Performance Art // Posted on June 20, 2010
It was a cool summer night filled with good music and good wine. The topic of conversation: performance art. A good friend had shared her distaste for this peculiar art form, which is relatively new. It was difficult to not agree with her as this method of exploring the world through encounter rarely rises above the status of “publicity stunt” (i.e. see abortion hoax).
Without a doubt my lack of exposure to this type of art is a direct result of growing in rural areas, too close to the cows and away from the art culture centers of the nation. I have grown up a bit, the Internet has become wildly popular, and I am much more educated and sensitive to the art world. So what am I waiting for? A conversation with another artist.

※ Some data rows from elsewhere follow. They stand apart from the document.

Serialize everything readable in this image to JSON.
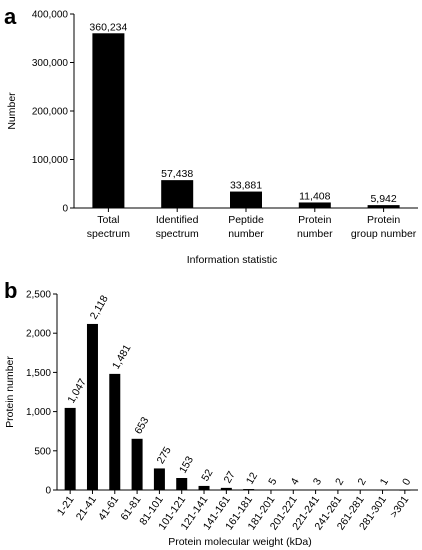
{
  "chart_data": [
    {
      "panel": "a",
      "type": "bar",
      "categories": [
        [
          "Total",
          "spectrum"
        ],
        [
          "Identified",
          "spectrum"
        ],
        [
          "Peptide",
          "number"
        ],
        [
          "Protein",
          "number"
        ],
        [
          "Protein",
          "group number"
        ]
      ],
      "values": [
        360234,
        57438,
        33881,
        11408,
        5942
      ],
      "value_labels": [
        "360,234",
        "57,438",
        "33,881",
        "11,408",
        "5,942"
      ],
      "xlabel": "Information statistic",
      "ylabel": "Number",
      "ylim": [
        0,
        400000
      ],
      "yticks": [
        "0",
        "100,000",
        "200,000",
        "300,000",
        "400,000"
      ],
      "bar_color": "#000000"
    },
    {
      "panel": "b",
      "type": "bar",
      "categories": [
        "1-21",
        "21-41",
        "41-61",
        "61-81",
        "81-101",
        "101-121",
        "121-141",
        "141-161",
        "161-181",
        "181-201",
        "201-221",
        "221-241",
        "241-261",
        "261-281",
        "281-301",
        ">301"
      ],
      "values": [
        1047,
        2118,
        1481,
        653,
        275,
        153,
        52,
        27,
        12,
        5,
        4,
        3,
        2,
        2,
        1,
        0
      ],
      "value_labels": [
        "1,047",
        "2,118",
        "1,481",
        "653",
        "275",
        "153",
        "52",
        "27",
        "12",
        "5",
        "4",
        "3",
        "2",
        "2",
        "1",
        "0"
      ],
      "xlabel": "Protein molecular weight (kDa)",
      "ylabel": "Protein number",
      "ylim": [
        0,
        2500
      ],
      "yticks": [
        "0",
        "500",
        "1,000",
        "1,500",
        "2,000",
        "2,500"
      ],
      "bar_color": "#000000"
    }
  ]
}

A new colleague shared with me a link to a NYTimes article.
At 5 p.m. Monday one of the longest pieces of performance art on record, and certainly the one with the largest audience, comes to an end. Since her retrospective opened at the Museum of Modern Art on March 14, the artist Marina Abramovic has been sitting, six days a week, seven hours a day in a plain chair, under bright klieg lights, inMoMA’s towering atrium. When she leaves that chair Monday for the last time, she will have clocked 700 hours of sitting.
…
Visitors to the museum were invited, first come first served, to sit in a chair facing her and silently return her gaze. The chair has rarely, if ever, been empty. Close to 1,400 people have occupied it, some for only a minute or two, a few for an entire day.
Consider performance art as a new viable art form? Check.